Amal jariyah Azra banyak. Entah berapa banyak dosen di Indonesia yang menikmati rekomendasi sakti seorang Azra sehingga sukses mendapat beasiswa kuliah atau training ke luar negeri. Setelah saya menunaikan tugas sebagai Presiden Mahasiswa, suatu ketika saya diundang ke ruang rektor.
Azra bertanya apakah saya berminat menjadi pemantau internasional dalam pemilu di Filipina tahun 2001. Tentu saja saya mengiyakan cepat. Tak lama kemudian saya mendapat undangan ke Filipina dengan biaya penuh dari Centre for Democratic Institutions (CDI), sebuah lembaga di bawah naungan Australian National University (ANU).
Satu rahasia kecil yang belum pernah saya sampaikan ke Azra adalah: uang saku dari CDI berhasil saya sisihkan untuk acara perkawinan saya. Bersama Prof Nurcholish Madjid, Prof Din Syamsuddin, dan Prof Nasaruddin Umar, Azra berkenan sebagai pengundang acara pernikahan saya di hari Sabtu 21 Juli 2001.
Ia datang ke resepsi pernikahan saya setelah acara Wisuda Mahasiswa IAIN/UIN. Azra bercanda, “Mahasiswa tingkat akhir datang wisuda hari ini, Burhan malah wisuda perkawinan.” Pada saat saya menikah, saya memang belum menyelesaikan kuliah saya di IAIN Jakarta.
Ia berpesan agar pernikahan saya tidak membuat saya lupa kuliah. Pesan Azra tersebut akhirnya saya tunaikan, bukan sekadar lulus S1, tapi juga gelar doktor saya raih dari kampus terbaik nomor satu di Australia.
Bagi saya, Azra adalah prototipe intelektual paripurna. Jejak kepemimpinannya di UIN Jakarta menorehkan prestasi yang melegenda. Di tengah kesibukannya yang berjubel, Azra juga tidak abai terhadap tugasnya sebagai intelektual publik dengan meladeni undangan-undangan seminar dan wawancara media massa.

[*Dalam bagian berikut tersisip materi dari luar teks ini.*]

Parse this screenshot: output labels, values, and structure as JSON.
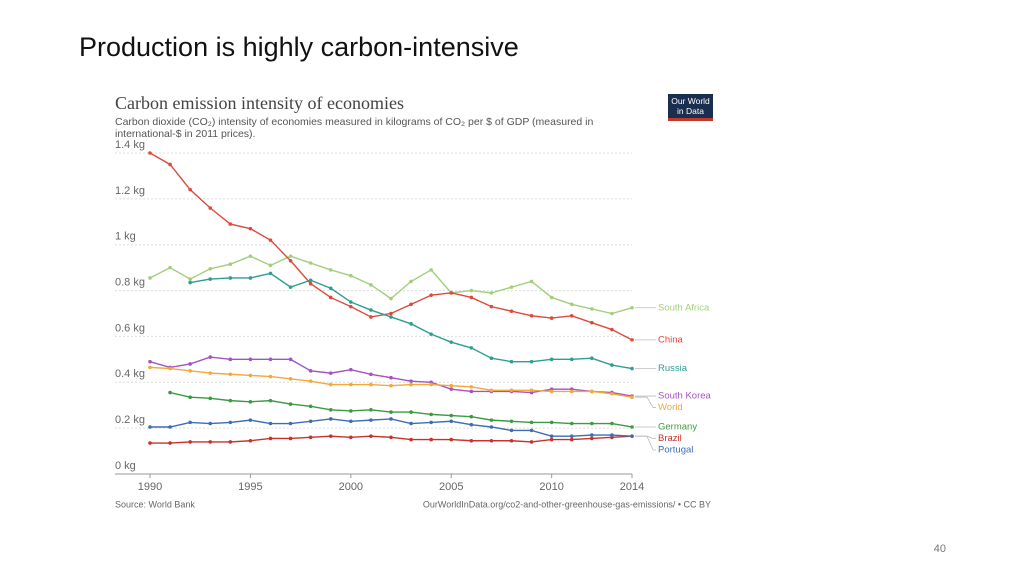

Ia tak sungkan mengritik penguasa, termasuk rezim pemerintahan Jokowi yang dianggap berkontribusi atas menurunnya indeks demokrasi dan kebebasan sipil di Indonesia.
Sebagai intelektual par excellence, banyak karyanya yang berpengaruh besar. Di antaranya yang paling monumental adalah sumbangannya terhadap historigrafi Islam Indonesia yang menekankan pada pendekatan sejarah total (total history), yakni suatu metode totalitas dalam memahami suatu kejadian secara lintas-waktu, lintas-kawasan dan lintas-pendekatan.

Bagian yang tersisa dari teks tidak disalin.